Past Peak Season

The Northern Trust Economics team shares its outlook for U.S. economic growth, inflation, unemployment and interest rates.

Labor Day weekend marked the functional end of a long, hot summer; the season ahead might be a little cooler for U.S. consumers and businesses. The U.S. administration stepped up tariffs on over $100 billion of Chinese imports of various consumer goods. Beijing retaliated with its own increased tariffs on several American products, including cars. Though the economy continues to show resilience, a few cracks are appearing in the façade. Manufacturing activity and consumer sentiment have both declined from multi-year highs.

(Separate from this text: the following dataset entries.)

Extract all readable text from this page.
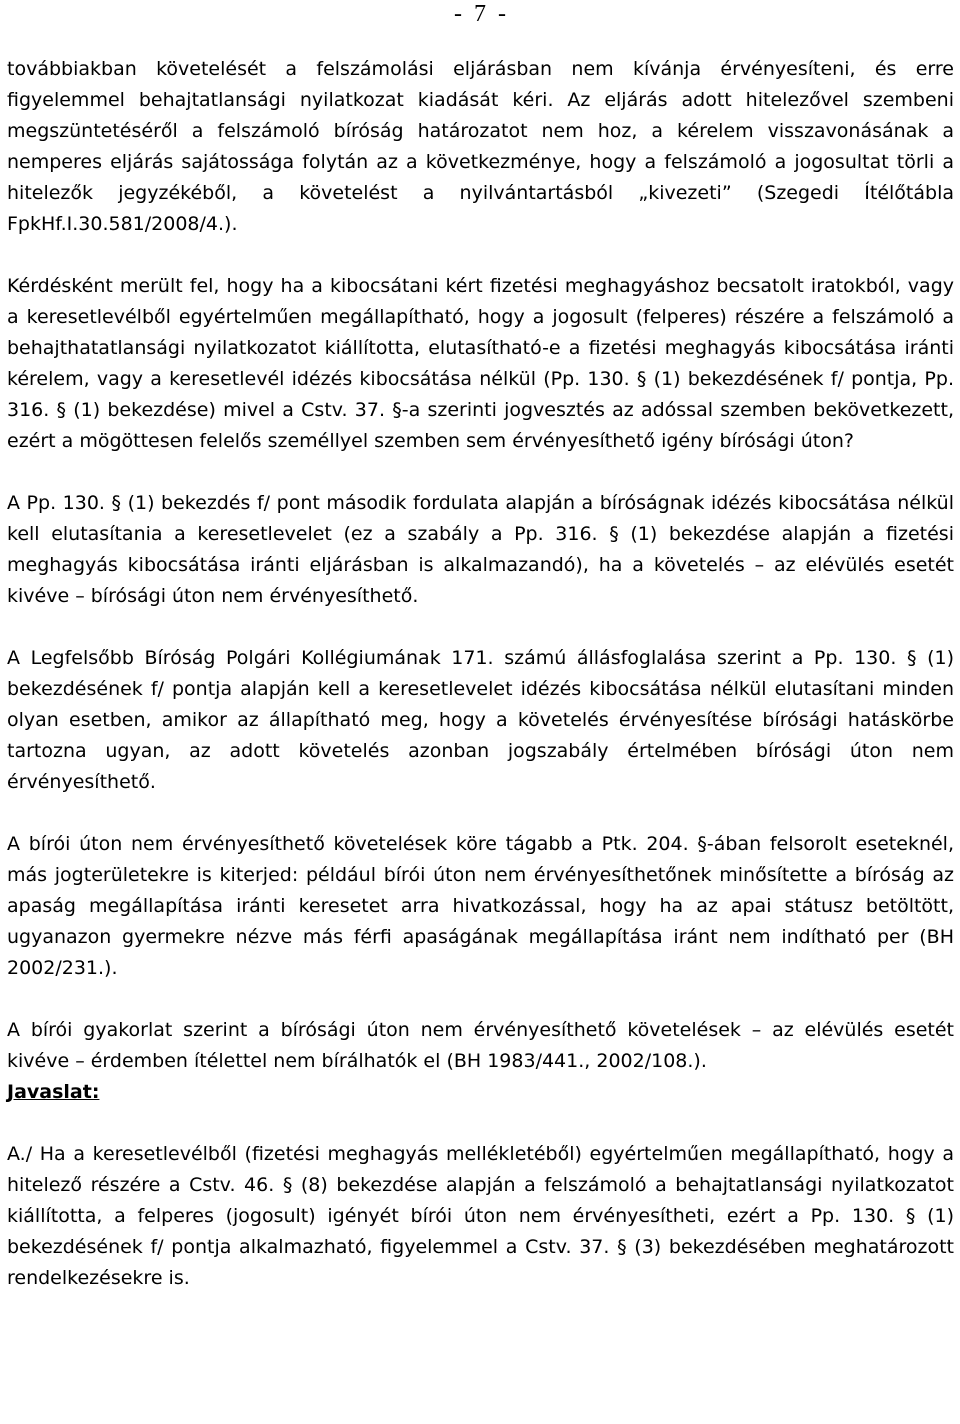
-  7  -

továbbiakban követelését a felszámolási eljárásban nem kívánja érvényesíteni, és erre figyelemmel behajtatlansági nyilatkozat kiadását kéri. Az eljárás adott hitelezővel szembeni megszüntetéséről a felszámoló bíróság határozatot nem hoz, a kérelem visszavonásának a nemperes eljárás sajátossága folytán az a következménye, hogy a felszámoló a jogosultat törli a hitelezők jegyzékéből, a követelést a nyilvántartásból „kivezeti” (Szegedi Ítélőtábla FpkHf.I.30.581/2008/4.).

Kérdésként merült fel, hogy ha a kibocsátani kért fizetési meghagyáshoz becsatolt iratokból, vagy a keresetlevélből egyértelműen megállapítható, hogy a jogosult (felperes) részére a felszámoló a behajthatatlansági nyilatkozatot kiállította, elutasítható-e a fizetési meghagyás kibocsátása iránti kérelem, vagy a keresetlevél idézés kibocsátása nélkül (Pp. 130. § (1) bekezdésének f/ pontja, Pp. 316. § (1) bekezdése) mivel a Cstv. 37. §-a szerinti jogvesztés az adóssal szemben bekövetkezett, ezért a mögöttesen felelős személlyel szemben sem érvényesíthető igény bírósági úton?

A Pp. 130. § (1) bekezdés f/ pont második fordulata alapján a bíróságnak idézés kibocsátása nélkül kell elutasítania a keresetlevelet (ez a szabály a Pp. 316. § (1) bekezdése alapján a fizetési meghagyás kibocsátása iránti eljárásban is alkalmazandó), ha a követelés – az elévülés esetét kivéve – bírósági úton nem érvényesíthető.

A Legfelsőbb Bíróság Polgári Kollégiumának 171. számú állásfoglalása szerint a Pp. 130. § (1) bekezdésének f/ pontja alapján kell a keresetlevelet idézés kibocsátása nélkül elutasítani minden olyan esetben, amikor az állapítható meg, hogy a követelés érvényesítése bírósági hatáskörbe tartozna ugyan, az adott követelés azonban jogszabály értelmében bírósági úton nem érvényesíthető.

A bírói úton nem érvényesíthető követelések köre tágabb a Ptk. 204. §-ában felsorolt eseteknél, más jogterületekre is kiterjed: például bírói úton nem érvényesíthetőnek minősítette a bíróság az apaság megállapítása iránti keresetet arra hivatkozással, hogy ha az apai státusz betöltött, ugyanazon gyermekre nézve más férfi apaságának megállapítása iránt nem indítható per (BH 2002/231.).

A bírói gyakorlat szerint a bírósági úton nem érvényesíthető követelések – az elévülés esetét kivéve – érdemben ítélettel nem bírálhatók el (BH 1983/441., 2002/108.).

Javaslat:

A./ Ha a keresetlevélből (fizetési meghagyás mellékletéből) egyértelműen megállapítható, hogy a hitelező részére a Cstv. 46. § (8) bekezdése alapján a felszámoló a behajtatlansági nyilatkozatot kiállította, a felperes (jogosult) igényét bírói úton nem érvényesítheti, ezért a Pp. 130. § (1) bekezdésének f/ pontja alkalmazható, figyelemmel a Cstv. 37. § (3) bekezdésében meghatározott rendelkezésekre is.
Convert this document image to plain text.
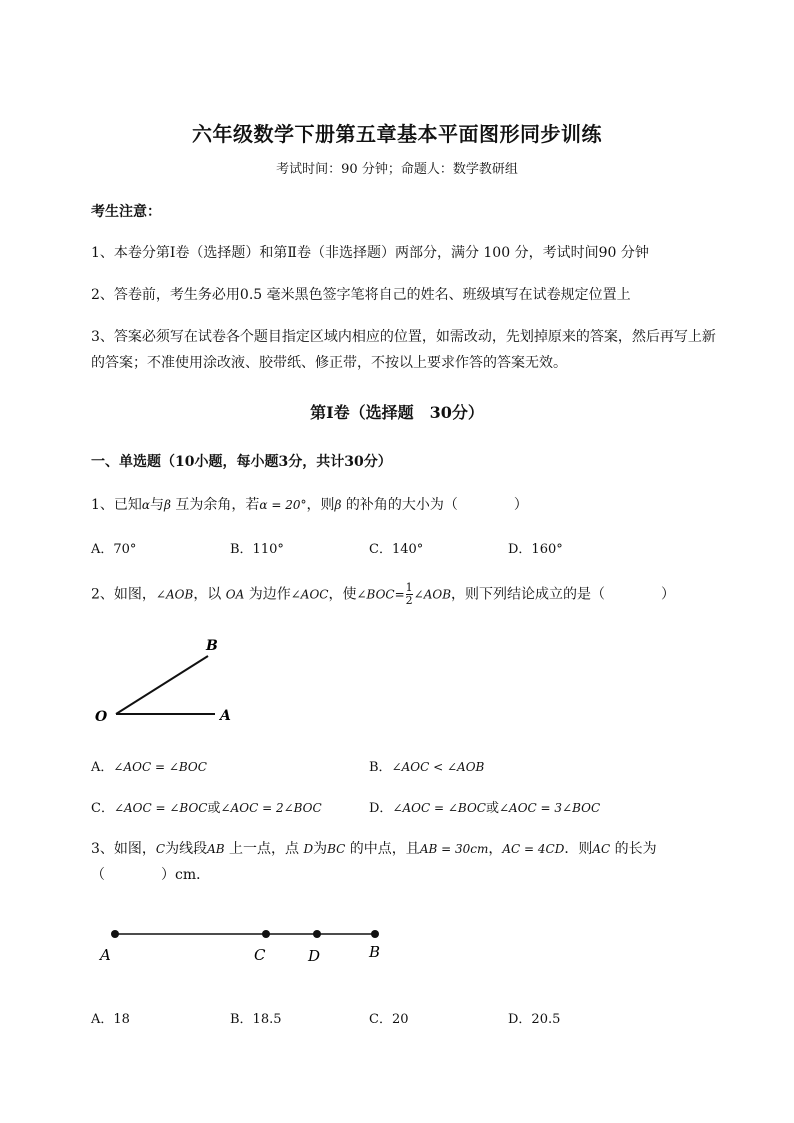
六年级数学下册第五章基本平面图形同步训练
考试时间：90 分钟；命题人：数学教研组
考生注意：
1、本卷分第Ⅰ卷（选择题）和第Ⅱ卷（非选择题）两部分，满分 100 分，考试时间90 分钟
2、答卷前，考生务必用0.5 毫米黑色签字笔将自己的姓名、班级填写在试卷规定位置上
3、答案必须写在试卷各个题目指定区域内相应的位置，如需改动，先划掉原来的答案，然后再写上新
的答案；不准使用涂改液、胶带纸、修正带，不按以上要求作答的答案无效。
第Ⅰ卷（选择题　30分）
一、单选题（10小题，每小题3分，共计30分）
1、已知α与β 互为余角，若α = 20°，则β 的补角的大小为（　　　　）
A．70°	B．110°	C．140°	D．160°
2、如图，∠AOB，以 OA 为边作∠AOC，使∠BOC= $\frac{1}{2}$ ∠AOB，则下列结论成立的是（　　　　）
B
O	A
A．∠AOC = ∠BOC	B．∠AOC < ∠AOB
C．∠AOC = ∠BOC或∠AOC = 2∠BOC	D．∠AOC = ∠BOC或∠AOC = 3∠BOC
3、如图，C为线段AB 上一点，点 D为BC 的中点，且AB = 30cm，AC = 4CD．则AC 的长为
（　　　　）cm．
A	C	D	B
A．18	B．18.5	C．20	D．20.5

Although formal talks between China and the United States are set to resume next month, we are not hopeful for a breakthrough. The continuing uncertainty has led us to reduce our growth projections for the U.S. economy. Recession is not imminent, but risks will rise if the trade war continues to escalate.

Key Economic Indicators

US Economic Outlook - September 2019 Chart

Influences on the Forecast

  • American consumers continue to remain a solid pillar of the U.S. economy. Sturdy labor market conditions continue to support gains in personal spending. But the drop in the University of Michigan Consumer Sentiment Index to a nearly three-year low shows consumers are becoming somewhat more concerned about the economy’s prospects.
  • The manufacturing sector continues to struggle with tightening trade policy. The Institute for Supply Management Purchasing Managers’ Index fell further to 49.1 in August (indicating contraction), the lowest reading in more than three years. New export orders also slowed for the second consecutive month to their lowest reading since April 2009. Readings on the service sector remain encouraging.
  • Despite the further increase in tariffs, the U.S. and China have agreed (yet again) to go back to the negotiating table, cheering investors hoping for a possible truce. As recent history suggests, the optimism is likely to be short-lived, as the talks are unlikely to achieve any substantial headway. We expect trade tensions to remain elevated through the forecast horizon.
  • Uncertainty is likely to keep the demand for U.S. Treasuries high and yields suppressed. We have consequently reduced our expectations for long-term yields.